Below, we give a config.xml example to use S3 and Azure Blob Storage as disks for ClickHouse Docker containers using Docker Compose. Keep in mind that metadata is still stored on local disk, i.e. you need to use a persistent volume for the ClickHouse container or risk loosing access to your tables.
S3 Example
Create a config.xml file with the following contents in your local working directory:
<clickhouse>
<merge_tree>
<storage_policy>s3</storage_policy>
</merge_tree>
<storage_configuration>
<disks>
<s3>
<type>object_storage</type>
<object_storage_type>s3</object_storage_type>
<metadata_type>local</metadata_type>
<endpoint>https://s3.eu-central-1.amazonaws.com/example-bucket-name/data/</endpoint>
<access_key_id>ACCESS_KEY</access_key_id>
<secret_access_key>ACCESS_KEY_SECRET</secret_access_key>
</s3>
</disks>
<policies>
<s3>
<volumes>
<main>
<disk>s3</disk>
</main>
</volumes>
</s3>
</policies>
</storage_configuration>
</clickhouse>
Replace the Access Key Id and Secret Access key with appropriate AWS credentials and change the bucket name within the endpoint
element.
Alternatively, you can replace the credentials with <use_environment_credentials>1</use_environment_credentials>
to automatically retrieve AWS credentials from environment variables.

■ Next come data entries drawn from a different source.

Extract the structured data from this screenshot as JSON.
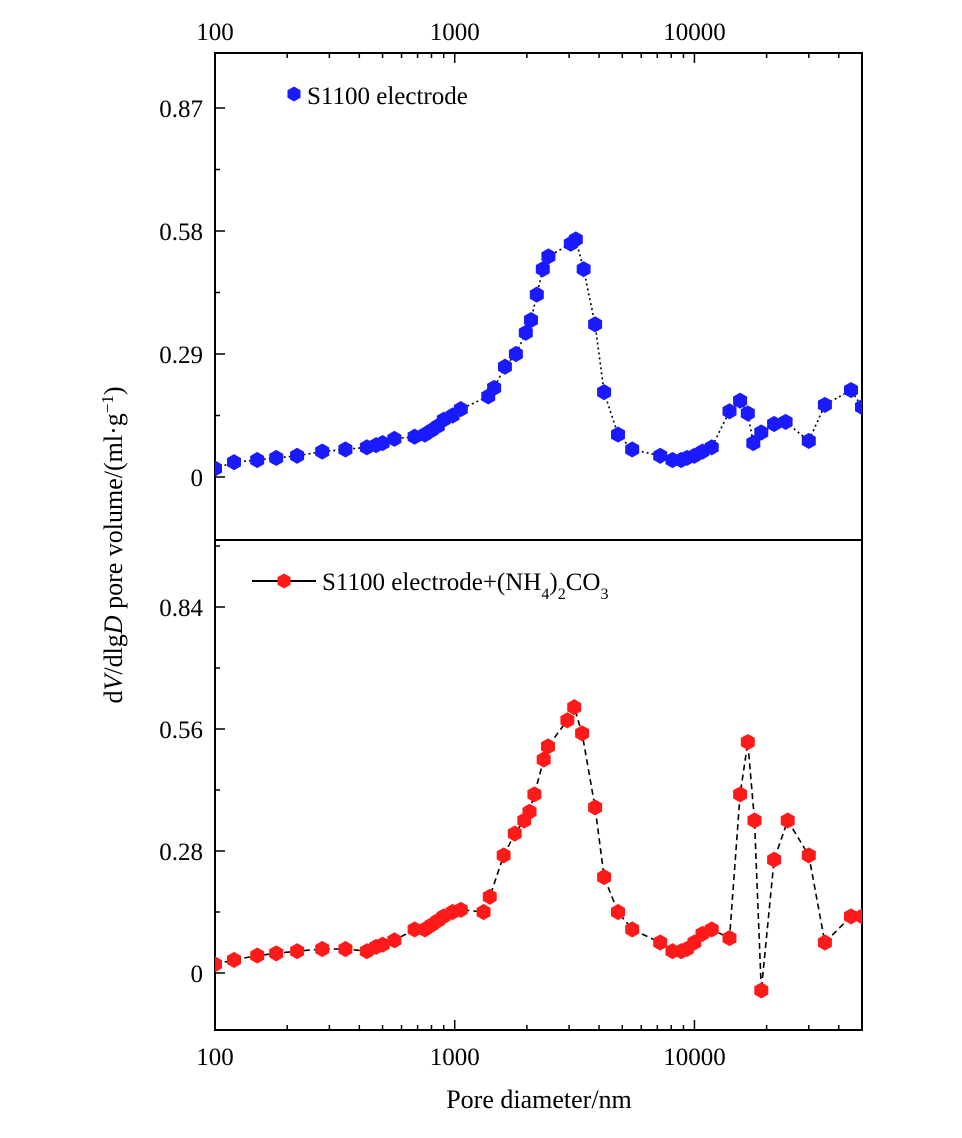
{
  "chart_data": [
    {
      "type": "scatter",
      "xscale": "log",
      "xlim": [
        100,
        50000
      ],
      "ylim": [
        -0.13,
        0.98
      ],
      "x_ticks": [
        "100",
        "1000",
        "10000"
      ],
      "y_ticks": [
        "0",
        "0.29",
        "0.58",
        "0.87"
      ],
      "y_tick_values": [
        0,
        0.29,
        0.58,
        0.87
      ],
      "legend_placement": "top-left",
      "series": [
        {
          "name": "S1100 electrode",
          "color": "#1a1aff",
          "marker": "hexagon",
          "line": "dotted",
          "x": [
            100,
            120,
            150,
            180,
            220,
            280,
            350,
            430,
            470,
            500,
            560,
            680,
            750,
            800,
            850,
            900,
            980,
            1060,
            1380,
            1460,
            1620,
            1800,
            1980,
            2080,
            2200,
            2330,
            2460,
            3050,
            3200,
            3450,
            3850,
            4200,
            4800,
            5500,
            7200,
            8100,
            8800,
            9300,
            10000,
            10800,
            11800,
            14000,
            15500,
            16700,
            17600,
            19000,
            21500,
            24000,
            30000,
            35000,
            45000,
            50000
          ],
          "y": [
            0.02,
            0.035,
            0.04,
            0.045,
            0.05,
            0.06,
            0.065,
            0.07,
            0.075,
            0.08,
            0.09,
            0.095,
            0.1,
            0.11,
            0.12,
            0.135,
            0.145,
            0.16,
            0.19,
            0.21,
            0.26,
            0.29,
            0.34,
            0.37,
            0.43,
            0.49,
            0.52,
            0.55,
            0.56,
            0.49,
            0.36,
            0.2,
            0.1,
            0.065,
            0.05,
            0.04,
            0.04,
            0.045,
            0.05,
            0.06,
            0.07,
            0.155,
            0.18,
            0.15,
            0.08,
            0.105,
            0.125,
            0.13,
            0.085,
            0.17,
            0.205,
            0.165
          ]
        }
      ]
    },
    {
      "type": "scatter",
      "xscale": "log",
      "xlim": [
        100,
        50000
      ],
      "ylim": [
        -0.13,
        0.98
      ],
      "x_ticks": [
        "100",
        "1000",
        "10000"
      ],
      "y_ticks": [
        "0",
        "0.28",
        "0.56",
        "0.84"
      ],
      "y_tick_values": [
        0,
        0.28,
        0.56,
        0.84
      ],
      "xlabel": "Pore diameter/nm",
      "legend_placement": "top-left",
      "series": [
        {
          "name": "S1100 electrode+(NH4)2CO3",
          "color": "#ff1a1a",
          "marker": "hexagon",
          "line": "dashed",
          "x": [
            100,
            120,
            150,
            180,
            220,
            280,
            350,
            430,
            470,
            500,
            560,
            680,
            750,
            800,
            850,
            900,
            980,
            1060,
            1320,
            1400,
            1600,
            1780,
            1950,
            2050,
            2150,
            2350,
            2450,
            2950,
            3150,
            3400,
            3850,
            4200,
            4800,
            5500,
            7200,
            8100,
            8800,
            9300,
            10000,
            10800,
            11800,
            14000,
            15500,
            16700,
            17800,
            19000,
            21500,
            24500,
            30000,
            35000,
            45000,
            50000
          ],
          "y": [
            0.02,
            0.03,
            0.04,
            0.045,
            0.05,
            0.055,
            0.055,
            0.05,
            0.06,
            0.065,
            0.075,
            0.1,
            0.1,
            0.11,
            0.12,
            0.13,
            0.14,
            0.145,
            0.14,
            0.175,
            0.27,
            0.32,
            0.35,
            0.37,
            0.41,
            0.49,
            0.52,
            0.58,
            0.61,
            0.55,
            0.38,
            0.22,
            0.14,
            0.1,
            0.07,
            0.05,
            0.05,
            0.055,
            0.07,
            0.09,
            0.1,
            0.08,
            0.41,
            0.53,
            0.35,
            -0.04,
            0.26,
            0.35,
            0.27,
            0.07,
            0.13,
            0.13
          ]
        }
      ]
    }
  ],
  "shared_ylabel_parts": [
    "d",
    "V",
    "/dlg",
    "D",
    " pore volume/(ml·g",
    "−1",
    ")"
  ],
  "legend_texts": {
    "panel1": "S1100 electrode",
    "panel2_main": "S1100 electrode+(NH",
    "panel2_sub1": "4",
    "panel2_close": ")",
    "panel2_sub2": "2",
    "panel2_co": "CO",
    "panel2_sub3": "3"
  }
}
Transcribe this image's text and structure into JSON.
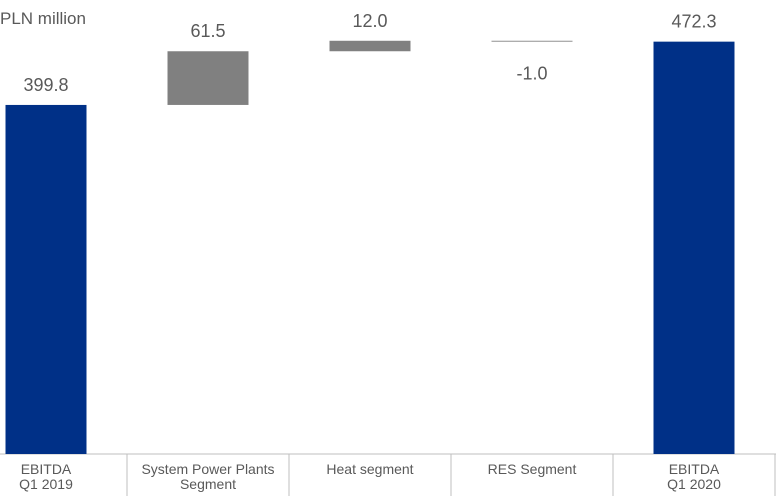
{
  "chart_data": {
    "type": "waterfall",
    "unit_label": "PLN million",
    "categories": [
      "EBITDA\nQ1 2019",
      "System Power Plants\nSegment",
      "Heat segment",
      "RES Segment",
      "EBITDA\nQ1 2020"
    ],
    "values": [
      399.8,
      61.5,
      12.0,
      -1.0,
      472.3
    ],
    "value_labels": [
      "399.8",
      "61.5",
      "12.0",
      "-1.0",
      "472.3"
    ],
    "bar_kinds": [
      "total",
      "delta",
      "delta",
      "delta",
      "total"
    ],
    "ylim": [
      0,
      520
    ],
    "grid": false,
    "legend": "none"
  },
  "colors": {
    "total": "#003087",
    "delta": "#808080",
    "label": "#595959",
    "axis": "#bfbfbf"
  }
}
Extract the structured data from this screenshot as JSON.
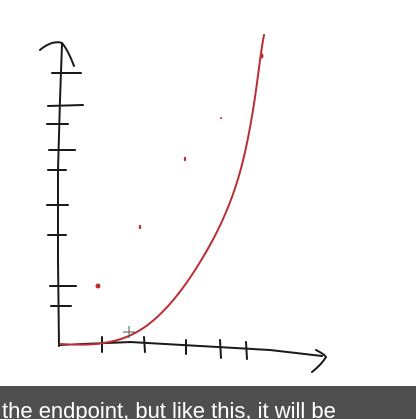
{
  "caption": {
    "text": "the endpoint, but like this, it will be"
  },
  "colors": {
    "ink": "#1a1a1a",
    "pen": "#b92f35",
    "caption_bg": "#4f4f4f",
    "caption_text": "#ffffff"
  }
}
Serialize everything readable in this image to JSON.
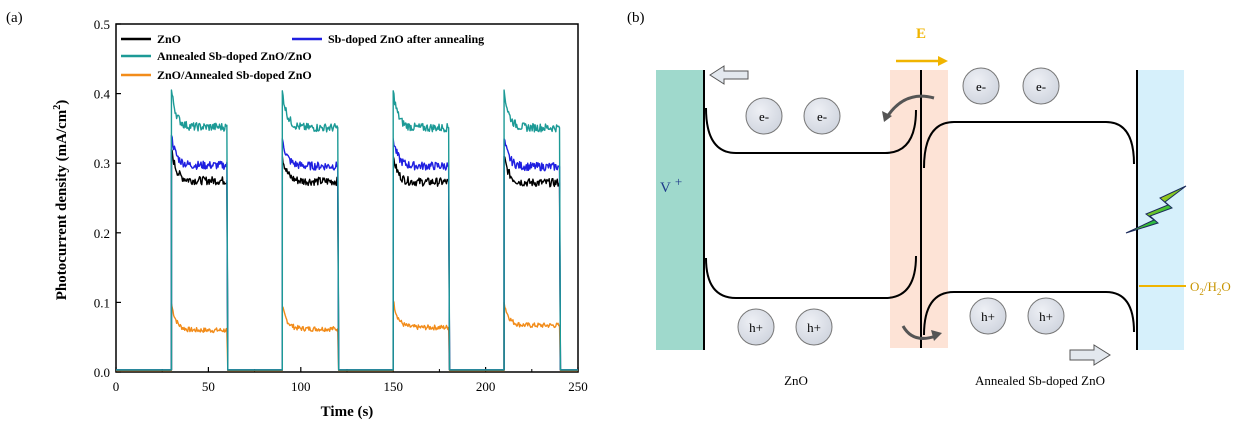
{
  "panels": {
    "a": "(a)",
    "b": "(b)"
  },
  "chart_data": {
    "type": "line",
    "title": "",
    "xlabel": "Time (s)",
    "ylabel": "Photocurrent density (mA/cm",
    "ylabel_sup": "2",
    "ylabel_end": ")",
    "xlim": [
      0,
      250
    ],
    "ylim": [
      0,
      0.5
    ],
    "xticks": [
      "0",
      "50",
      "100",
      "150",
      "200",
      "250"
    ],
    "yticks": [
      "0.0",
      "0.1",
      "0.2",
      "0.3",
      "0.4",
      "0.5"
    ],
    "xtick_values": [
      0,
      50,
      100,
      150,
      200,
      250
    ],
    "ytick_values": [
      0,
      0.1,
      0.2,
      0.3,
      0.4,
      0.5
    ],
    "grid": false,
    "legend_position": "top-left",
    "on_intervals": [
      [
        30,
        60
      ],
      [
        90,
        120
      ],
      [
        150,
        180
      ],
      [
        210,
        240
      ]
    ],
    "series": [
      {
        "name": "ZnO",
        "color": "#000000",
        "peaks": [
          0.32,
          0.31,
          0.31,
          0.31
        ],
        "plateaus": [
          0.275,
          0.274,
          0.273,
          0.272
        ],
        "dark": 0.003
      },
      {
        "name": "Sb-doped ZnO after annealing",
        "color": "#1f1fe0",
        "peaks": [
          0.34,
          0.335,
          0.335,
          0.335
        ],
        "plateaus": [
          0.297,
          0.296,
          0.296,
          0.295
        ],
        "dark": 0.003
      },
      {
        "name": "Annealed Sb-doped ZnO/ZnO",
        "color": "#1c9a96",
        "peaks": [
          0.405,
          0.404,
          0.404,
          0.405
        ],
        "plateaus": [
          0.352,
          0.351,
          0.351,
          0.351
        ],
        "dark": 0.003
      },
      {
        "name": "ZnO/Annealed Sb-doped ZnO",
        "color": "#f28c1a",
        "peaks": [
          0.098,
          0.094,
          0.103,
          0.1
        ],
        "plateaus": [
          0.06,
          0.062,
          0.064,
          0.067
        ],
        "dark": 0.002
      }
    ]
  },
  "diagram": {
    "field_label": "E",
    "vacancy_label": "V",
    "vacancy_sup": "+",
    "electron_label": "e-",
    "hole_label": "h+",
    "redox_label": "O",
    "redox_sub1": "2",
    "redox_mid": "/H",
    "redox_sub2": "2",
    "redox_end": "O",
    "left_material": "ZnO",
    "right_material": "Annealed Sb-doped ZnO",
    "colors": {
      "vacancy_region": "#9fd9cc",
      "interface_region": "#fde3d6",
      "electrolyte_region": "#d6f0fb",
      "carrier_fill": "#dfe3ec",
      "field_arrow": "#f0b400",
      "redox_line": "#f0b400"
    }
  }
}
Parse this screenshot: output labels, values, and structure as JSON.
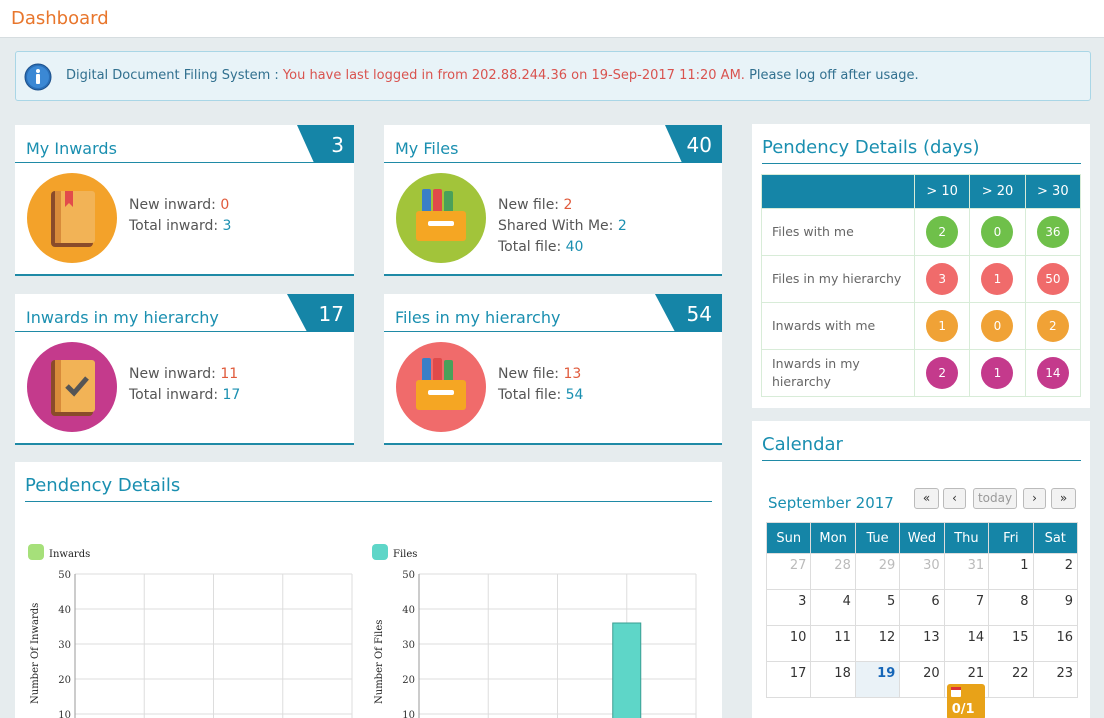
{
  "page": {
    "title": "Dashboard"
  },
  "alert": {
    "prefix": "Digital Document Filing System :",
    "login_info": "You have last logged in from 202.88.244.36 on 19-Sep-2017 11:20 AM.",
    "suffix": "Please log off after usage."
  },
  "stats": {
    "my_inwards": {
      "title": "My Inwards",
      "count": "3",
      "line1_label": "New inward:",
      "line1_value": "0",
      "line2_label": "Total inward:",
      "line2_value": "3"
    },
    "my_files": {
      "title": "My Files",
      "count": "40",
      "line1_label": "New file:",
      "line1_value": "2",
      "line2_label": "Shared With Me:",
      "line2_value": "2",
      "line3_label": "Total file:",
      "line3_value": "40"
    },
    "inwards_hierarchy": {
      "title": "Inwards in my hierarchy",
      "count": "17",
      "line1_label": "New inward:",
      "line1_value": "11",
      "line2_label": "Total inward:",
      "line2_value": "17"
    },
    "files_hierarchy": {
      "title": "Files in my hierarchy",
      "count": "54",
      "line1_label": "New file:",
      "line1_value": "13",
      "line2_label": "Total file:",
      "line2_value": "54"
    }
  },
  "pendency_days": {
    "title": "Pendency Details (days)",
    "headers": [
      "",
      "> 10",
      "> 20",
      "> 30"
    ],
    "rows": [
      {
        "label": "Files with me",
        "values": [
          "2",
          "0",
          "36"
        ],
        "color": "#6fc04a"
      },
      {
        "label": "Files in my hierarchy",
        "values": [
          "3",
          "1",
          "50"
        ],
        "color": "#f06b6b"
      },
      {
        "label": "Inwards with me",
        "values": [
          "1",
          "0",
          "2"
        ],
        "color": "#f0a236"
      },
      {
        "label": "Inwards in my hierarchy",
        "values": [
          "2",
          "1",
          "14"
        ],
        "color": "#c43a8c"
      }
    ]
  },
  "calendar": {
    "title": "Calendar",
    "month": "September 2017",
    "buttons": {
      "prev_year": "«",
      "prev": "‹",
      "today": "today",
      "next": "›",
      "next_year": "»"
    },
    "weekdays": [
      "Sun",
      "Mon",
      "Tue",
      "Wed",
      "Thu",
      "Fri",
      "Sat"
    ],
    "weeks": [
      [
        "27",
        "28",
        "29",
        "30",
        "31",
        "1",
        "2"
      ],
      [
        "3",
        "4",
        "5",
        "6",
        "7",
        "8",
        "9"
      ],
      [
        "10",
        "11",
        "12",
        "13",
        "14",
        "15",
        "16"
      ],
      [
        "17",
        "18",
        "19",
        "20",
        "21",
        "22",
        "23"
      ]
    ],
    "event_label": "0/1"
  },
  "pendency_chart": {
    "title": "Pendency Details"
  },
  "chart_data": [
    {
      "type": "bar",
      "series": [
        {
          "name": "Inwards",
          "values": []
        }
      ],
      "ylabel": "Number Of Inwards",
      "yticks": [
        "50",
        "40",
        "30",
        "20",
        "10"
      ],
      "ylim": [
        0,
        50
      ],
      "color": "#a6e07a"
    },
    {
      "type": "bar",
      "series": [
        {
          "name": "Files",
          "values": [
            0,
            0,
            36
          ]
        }
      ],
      "ylabel": "Number Of Files",
      "yticks": [
        "50",
        "40",
        "30",
        "20",
        "10"
      ],
      "ylim": [
        0,
        50
      ],
      "color": "#5ed6c8"
    }
  ]
}
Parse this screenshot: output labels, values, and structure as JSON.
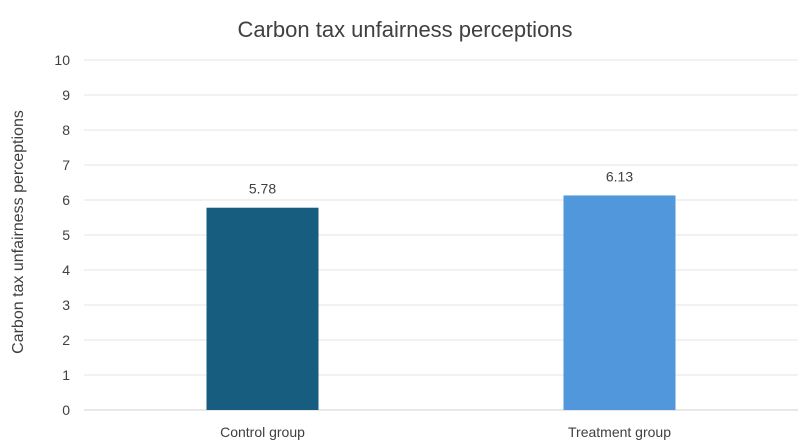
{
  "chart_data": {
    "type": "bar",
    "title": "Carbon tax unfairness perceptions",
    "xlabel": "",
    "ylabel": "Carbon tax unfairness perceptions",
    "categories": [
      "Control group",
      "Treatment group"
    ],
    "values": [
      5.78,
      6.13
    ],
    "data_labels": [
      "5.78",
      "6.13"
    ],
    "bar_colors": [
      "#175d80",
      "#5197db"
    ],
    "ylim": [
      0,
      10
    ],
    "yticks": [
      0,
      1,
      2,
      3,
      4,
      5,
      6,
      7,
      8,
      9,
      10
    ],
    "grid": true,
    "legend": "none"
  }
}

Now, you can start ClickHouse with the following Docker Compose file:
services:
clickhouse:
image: clickhouse/clickhouse-server
user: "101:101"
container_name: clickhouse
hostname: clickhouse
environment:
CLICKHOUSE_DB: default
CLICKHOUSE_USER: clickhouse
CLICKHOUSE_PASSWORD: clickhouse
volumes:
- ./config.xml:/etc/clickhouse-server/config.d/s3disk.xml:ro
- langfuse_clickhouse_data:/var/lib/clickhouse
- langfuse_clickhouse_logs:/var/log/clickhouse-server
ports:
- "8123:8123"
- "9000:9000"
volumes:
langfuse_clickhouse_data:
driver: local
langfuse_clickhouse_logs:
driver: local
Azure Blob Storage Example
Create a config.xml file with the following contents in your local working directory. The credentials below are the default Azurite credentials and considered public.
<clickhouse>
<merge_tree>
<storage_policy>blob_storage_disk</storage_policy>
</merge_tree>
<storage_configuration>
<disks>
<blob_storage_disk>
<type>object_storage</type>
<object_storage_type>azure_blob_storage</object_storage_type>
<metadata_type>local</metadata_type>
<storage_account_url>http://azurite:10000/devstoreaccount1</storage_account_url>
<container_name>langfuse</container_name>
<account_name>devstoreaccount1</account_name>
<account_key>Eby8vdM02xNOcqFlqUwJPLlmEtlCDXJ1OUzFT50uSRZ6IFsuFq2UVErCz4I6tq/K1SZFPTOtr/KBHBeksoGMGw==</account_key>
</blob_storage_disk>
</disks>
<policies>
<blob_storage_disk>
<volumes>
<main>
<disk>blob_storage_disk</disk>
</main>
</volumes>
</blob_storage_disk>
</policies>
</storage_configuration>
</clickhouse>
You can start ClickHouse together with an Azurite service using the following Docker Compose file:
services:
clickhouse:
image: clickhouse/clickhouse-server
user: "101:101"
container_name: clickhouse
hostname: clickhouse
environment:
CLICKHOUSE_DB: default
CLICKHOUSE_USER: clickhouse
CLICKHOUSE_PASSWORD: clickhouse
volumes:
- ./config.xml:/etc/clickhouse-server/config.d/azuredisk.xml:ro
- langfuse_clickhouse_data:/var/lib/clickhouse
- langfuse_clickhouse_logs:/var/log/clickhouse-server
ports:
- "8123:8123"
- "9000:9000"
depends_on:
- azurite
azurite:
image: mcr.microsoft.com/azure-storage/azurite
container_name: azurite
command: azurite-blob --blobHost 0.0.0.0
ports:
- "10000:10000"
volumes:
- langfuse_azurite_data:/data
volumes:
langfuse_clickhouse_data:
driver: local
langfuse_clickhouse_logs:
driver: local
langfuse_azurite_data:
driver: local
This will store ClickHouse data within the Azurite bucket.
Backups
ClickHouse Cloud manages backups automatically for you. For self-hosted ClickHouse instances, you need to create backups on your own. We recommend following the ClickHouse backup guide for more details. In addition, the ClickHouse state can be restored based on the data in S3. While this is computationally expensive and may take a long time, it is an alternative safety measure to prevent data loss.